Finish the Korean War Veterans Parkway Already


Not to do so is simply inexcusable

I have grown weary of the needless congestion on Staten Island. One major contributor to this situation is the incomplete Korean War Veterans Parkway. Originally intended to connect to the Staten Island Expressway, it was irrationally abandoned halfway through, to remain as a monument to government incompetence and civic idiocy.
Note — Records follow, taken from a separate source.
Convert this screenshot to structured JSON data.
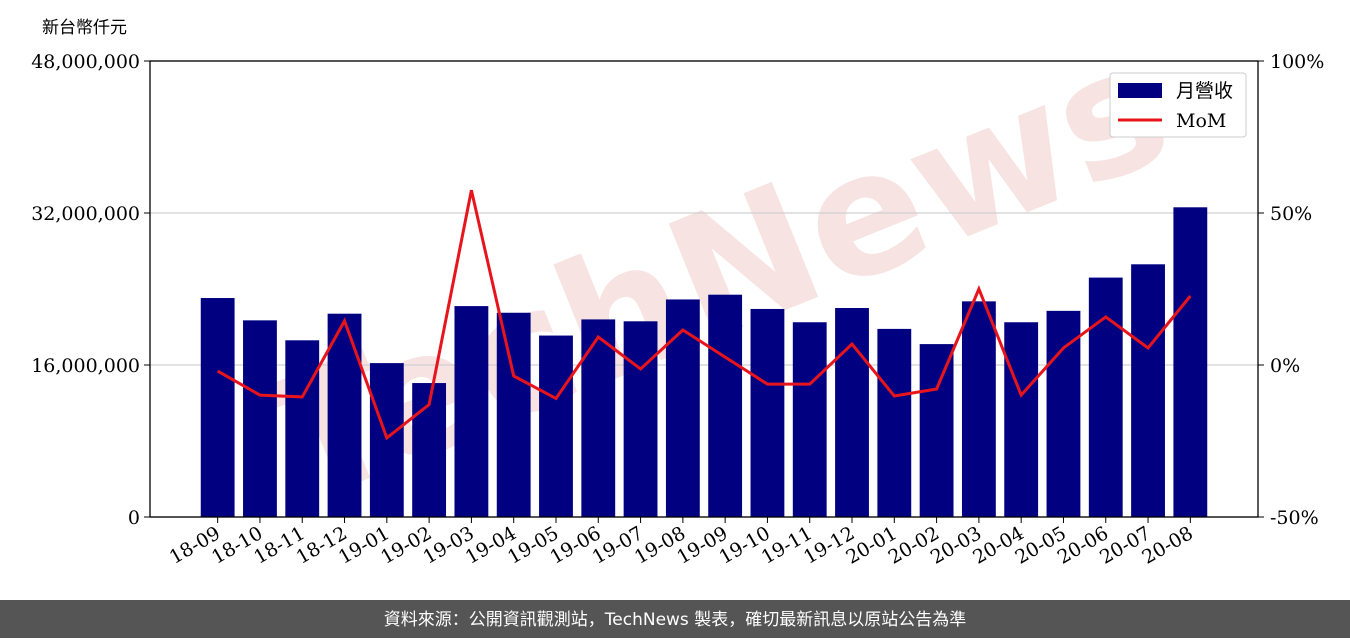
{
  "chart_data": {
    "type": "bar_line",
    "y_unit_label": "新台幣仟元",
    "watermark": "TechNews",
    "footer": "資料來源：公開資訊觀測站，TechNews 製表，確切最新訊息以原站公告為準",
    "categories": [
      "18-09",
      "18-10",
      "18-11",
      "18-12",
      "19-01",
      "19-02",
      "19-03",
      "19-04",
      "19-05",
      "19-06",
      "19-07",
      "19-08",
      "19-09",
      "19-10",
      "19-11",
      "19-12",
      "20-01",
      "20-02",
      "20-03",
      "20-04",
      "20-05",
      "20-06",
      "20-07",
      "20-08"
    ],
    "series": [
      {
        "name": "月營收",
        "type": "bar",
        "color": "#000080",
        "values": [
          23050000,
          20700000,
          18600000,
          21400000,
          16200000,
          14100000,
          22200000,
          21500000,
          19100000,
          20800000,
          20600000,
          22900000,
          23400000,
          21900000,
          20500000,
          22000000,
          19800000,
          18200000,
          22700000,
          20500000,
          21700000,
          25200000,
          26600000,
          32600000
        ]
      },
      {
        "name": "MoM",
        "type": "line",
        "axis": "y2",
        "color": "#e8141c",
        "values": [
          -2,
          -9.9,
          -10.5,
          14.5,
          -24,
          -13,
          57.5,
          -3.6,
          -11,
          9.2,
          -1.3,
          11.5,
          2.6,
          -6.3,
          -6.3,
          6.9,
          -10.2,
          -7.9,
          25,
          -9.9,
          5.6,
          15.8,
          5.6,
          22.7
        ]
      }
    ],
    "ylim": [
      0,
      48000000
    ],
    "yticks": [
      0,
      {
        "value": 16000000,
        "label": "16,000,000"
      },
      {
        "value": 32000000,
        "label": "32,000,000"
      },
      {
        "value": 48000000,
        "label": "48,000,000"
      }
    ],
    "y2lim": [
      -50,
      100
    ],
    "y2ticks": [
      {
        "value": -50,
        "label": "-50%"
      },
      {
        "value": 0,
        "label": "0%"
      },
      {
        "value": 50,
        "label": "50%"
      },
      {
        "value": 100,
        "label": "100%"
      }
    ],
    "grid": true,
    "legend": "upper right"
  }
}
I know of no reason why this important artery has to remain incomplete. While the poetic justice of an incomplete highway being dedicated to the veterans of an incomplete war is obvious, that hardly justifies the unnecessary pollution created by cars stuck in traffic for no good reason. The thirteen lanes of traffic on the Verrazzano Narrows Bridge need to connect to an equal number of limited-access lanes on both sides. The Brooklyn side has the Brooklyn-Queens Expressway and the Belt Parkway. The Staten Island side has... the Staten Island Expressway, which only accounts for eight lanes. The missing four lanes will some day have to be provided by the Korean War Veterans Parkway unless Staten Islanders want to choke in smog and bumper-to-bumper traffic.
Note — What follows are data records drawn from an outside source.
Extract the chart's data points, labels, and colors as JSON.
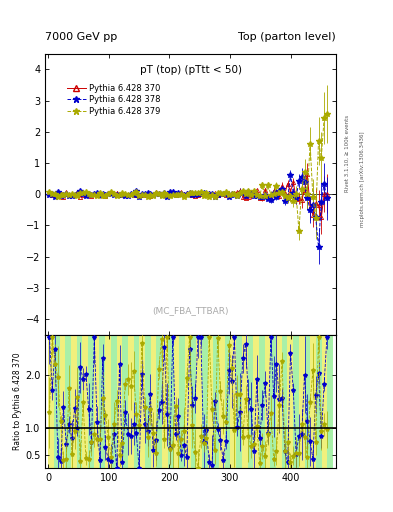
{
  "title_left": "7000 GeV pp",
  "title_right": "Top (parton level)",
  "plot_title": "pT (top) (pTtt < 50)",
  "watermark": "(MC_FBA_TTBAR)",
  "ylabel_ratio": "Ratio to Pythia 6.428 370",
  "right_text_1": "Rivet 3.1.10, ≥ 100k events",
  "right_text_2": "mcplots.cern.ch [arXiv:1306.3436]",
  "legend": [
    {
      "label": "Pythia 6.428 370",
      "color": "#cc0000"
    },
    {
      "label": "Pythia 6.428 378",
      "color": "#0000cc"
    },
    {
      "label": "Pythia 6.428 379",
      "color": "#aaaa00"
    }
  ],
  "main_ylim": [
    -4.5,
    4.5
  ],
  "main_yticks": [
    -4,
    -3,
    -2,
    -1,
    0,
    1,
    2,
    3,
    4
  ],
  "ratio_ylim": [
    0.25,
    2.75
  ],
  "ratio_yticks": [
    0.5,
    1,
    2
  ],
  "xlim": [
    -5,
    475
  ],
  "xticks": [
    0,
    100,
    200,
    300,
    400
  ],
  "background_color": "#ffffff",
  "ratio_bg_green": "#99ee99",
  "ratio_bg_yellow": "#eeee66"
}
Politicians and self-appointed environmentalists will be quick to say that the route has been "de-mapped." Big deal. Stop making excuses, re-map it, and get to work creating valuable construction jobs and saving everyone time every day. Re-mapping is an administrative act of the government's will. De-mapping is no more irreversible than anything else if only sensible people have the common sense to force the government's hand. Even the senseless destruction of the already-constructed but never-used interchange at the Staten Island Expressway is not irreversible. (The interchange probably would have needed a rehabilitation by now anyway even if it had been used.) In fact, it probably could be built as simply a single overpass from the westbound expressway to the westbound parkway, omitting the reverse moves.
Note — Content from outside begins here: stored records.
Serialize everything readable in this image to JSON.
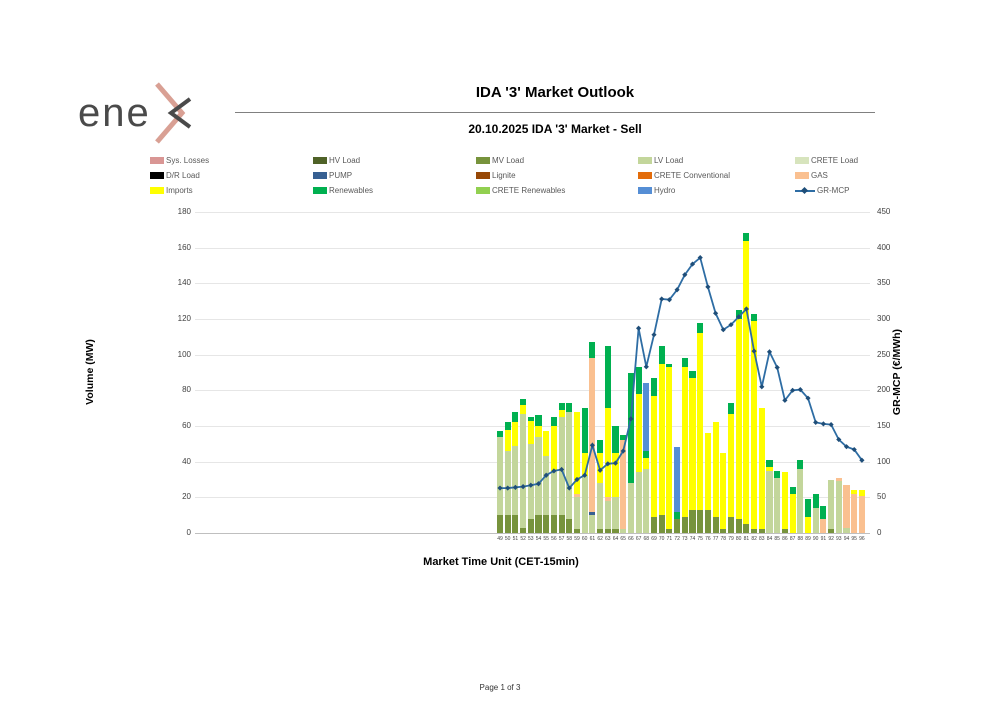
{
  "header": {
    "logo_text": "ene",
    "title": "IDA '3' Market Outlook",
    "subtitle": "20.10.2025  IDA '3' Market - Sell"
  },
  "footer": {
    "page_label": "Page 1 of 3"
  },
  "legend": {
    "items": [
      {
        "label": "Sys. Losses",
        "color": "#D99694",
        "type": "box"
      },
      {
        "label": "HV Load",
        "color": "#4F6228",
        "type": "box"
      },
      {
        "label": "MV Load",
        "color": "#77933C",
        "type": "box"
      },
      {
        "label": "LV Load",
        "color": "#C3D69B",
        "type": "box"
      },
      {
        "label": "CRETE Load",
        "color": "#D7E4BD",
        "type": "box"
      },
      {
        "label": "D/R Load",
        "color": "#000000",
        "type": "box"
      },
      {
        "label": "PUMP",
        "color": "#376092",
        "type": "box"
      },
      {
        "label": "Lignite",
        "color": "#974806",
        "type": "box"
      },
      {
        "label": "CRETE Conventional",
        "color": "#E36C0A",
        "type": "box"
      },
      {
        "label": "GAS",
        "color": "#FAC090",
        "type": "box"
      },
      {
        "label": "Imports",
        "color": "#FFFF00",
        "type": "box"
      },
      {
        "label": "Renewables",
        "color": "#00B050",
        "type": "box"
      },
      {
        "label": "CRETE Renewables",
        "color": "#92D050",
        "type": "box"
      },
      {
        "label": "Hydro",
        "color": "#558ED5",
        "type": "box"
      },
      {
        "label": "GR-MCP",
        "color": "#2E6DA4",
        "marker_color": "#1F4E79",
        "type": "line"
      }
    ]
  },
  "chart_data": {
    "type": "bar",
    "subtype": "stacked-bar-with-line-overlay",
    "title": "IDA '3' Market Outlook",
    "subtitle": "20.10.2025  IDA '3' Market - Sell",
    "xlabel": "Market Time Unit (CET-15min)",
    "ylabel_left": "Volume (MW)",
    "ylabel_right": "GR-MCP (€/MWh)",
    "grid": true,
    "legend_position": "top",
    "y_left": {
      "min": 0,
      "max": 180,
      "ticks": [
        "0",
        "20",
        "40",
        "60",
        "80",
        "100",
        "120",
        "140",
        "160",
        "180"
      ]
    },
    "y_right": {
      "min": 0,
      "max": 450,
      "ticks": [
        "0",
        "50",
        "100",
        "150",
        "200",
        "250",
        "300",
        "350",
        "400",
        "450"
      ]
    },
    "categories": [
      "49",
      "50",
      "51",
      "52",
      "53",
      "54",
      "55",
      "56",
      "57",
      "58",
      "59",
      "60",
      "61",
      "62",
      "63",
      "64",
      "65",
      "66",
      "67",
      "68",
      "69",
      "70",
      "71",
      "72",
      "73",
      "74",
      "75",
      "76",
      "77",
      "78",
      "79",
      "80",
      "81",
      "82",
      "83",
      "84",
      "85",
      "86",
      "87",
      "88",
      "89",
      "90",
      "91",
      "92",
      "93",
      "94",
      "95",
      "96"
    ],
    "series": [
      {
        "name": "MV Load",
        "color": "#77933C",
        "values": [
          10,
          10,
          10,
          3,
          8,
          10,
          10,
          10,
          10,
          8,
          2,
          0,
          0,
          2,
          2,
          2,
          0,
          0,
          0,
          0,
          9,
          10,
          2,
          8,
          9,
          13,
          13,
          13,
          9,
          2,
          9,
          8,
          5,
          2,
          2,
          0,
          0,
          2,
          0,
          0,
          0,
          0,
          0,
          2,
          0,
          0,
          0,
          0
        ]
      },
      {
        "name": "LV Load",
        "color": "#C3D69B",
        "values": [
          44,
          36,
          39,
          64,
          42,
          44,
          33,
          25,
          55,
          60,
          18,
          32,
          10,
          26,
          16,
          18,
          2,
          28,
          34,
          36,
          0,
          0,
          0,
          0,
          0,
          0,
          0,
          0,
          0,
          0,
          0,
          0,
          0,
          0,
          0,
          35,
          31,
          0,
          0,
          36,
          0,
          14,
          0,
          28,
          29,
          3,
          0,
          0
        ]
      },
      {
        "name": "PUMP",
        "color": "#376092",
        "values": [
          0,
          0,
          0,
          0,
          0,
          0,
          0,
          0,
          0,
          0,
          0,
          0,
          2,
          0,
          0,
          0,
          0,
          0,
          0,
          0,
          0,
          0,
          0,
          0,
          0,
          0,
          0,
          0,
          0,
          0,
          0,
          0,
          0,
          0,
          0,
          0,
          0,
          0,
          0,
          0,
          0,
          0,
          0,
          0,
          0,
          0,
          0,
          0
        ]
      },
      {
        "name": "GAS",
        "color": "#FAC090",
        "values": [
          0,
          0,
          0,
          0,
          0,
          0,
          0,
          0,
          0,
          0,
          2,
          0,
          86,
          0,
          2,
          0,
          50,
          0,
          0,
          0,
          0,
          0,
          0,
          0,
          0,
          0,
          0,
          0,
          0,
          0,
          0,
          0,
          0,
          0,
          0,
          0,
          0,
          0,
          0,
          0,
          0,
          0,
          8,
          0,
          2,
          24,
          22,
          21
        ]
      },
      {
        "name": "Imports",
        "color": "#FFFF00",
        "values": [
          0,
          12,
          13,
          5,
          13,
          6,
          14,
          25,
          4,
          0,
          46,
          13,
          0,
          17,
          50,
          25,
          0,
          0,
          44,
          6,
          68,
          85,
          91,
          0,
          84,
          74,
          99,
          43,
          53,
          43,
          58,
          112,
          159,
          117,
          68,
          2,
          0,
          32,
          22,
          0,
          9,
          0,
          0,
          0,
          0,
          0,
          2,
          3
        ]
      },
      {
        "name": "Renewables",
        "color": "#00B050",
        "values": [
          3,
          4,
          6,
          3,
          2,
          6,
          0,
          5,
          4,
          5,
          0,
          25,
          9,
          7,
          35,
          15,
          3,
          62,
          15,
          4,
          10,
          10,
          2,
          4,
          5,
          4,
          6,
          0,
          0,
          0,
          6,
          5,
          4,
          4,
          0,
          4,
          4,
          0,
          4,
          5,
          10,
          8,
          7,
          0,
          0,
          0,
          0,
          0
        ]
      },
      {
        "name": "Hydro",
        "color": "#558ED5",
        "values": [
          0,
          0,
          0,
          0,
          0,
          0,
          0,
          0,
          0,
          0,
          0,
          0,
          0,
          0,
          0,
          0,
          0,
          0,
          0,
          38,
          0,
          0,
          0,
          36,
          0,
          0,
          0,
          0,
          0,
          0,
          0,
          0,
          0,
          0,
          0,
          0,
          0,
          0,
          0,
          0,
          0,
          0,
          0,
          0,
          0,
          0,
          0,
          0
        ]
      }
    ],
    "line_series": {
      "name": "GR-MCP",
      "color": "#2E6DA4",
      "marker_color": "#1F4E79",
      "values": [
        63,
        63,
        64,
        65,
        67,
        69,
        81,
        87,
        89,
        63,
        75,
        81,
        123,
        88,
        97,
        98,
        115,
        160,
        287,
        233,
        278,
        328,
        327,
        341,
        362,
        377,
        386,
        345,
        308,
        285,
        292,
        303,
        314,
        255,
        205,
        254,
        232,
        186,
        200,
        201,
        189,
        155,
        153,
        152,
        131,
        121,
        117,
        102
      ]
    }
  }
}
Finally, just as the Goethals Bridge needed a demolition and rebuild with an increase to six lanes, the Outerbridge Crossing-- almost identical to the original Goethals Bridge-- is equally functionally obsolete and under constant repair. It too will need to be replaced with a new facility with at least six lanes of capacity, but where is that extra traffic going to go? It needs to go to the completed Korean War Veterans Parkway, which will flow into the Staten Island Expressway, which even after all the money that has been dumped into it, still needs extra capacity between the Verrazzano and the parkway. It's high time to eliminate the Staten Island Bottleneck and stop making cowardly excuses about why it can't or shouldn't be done.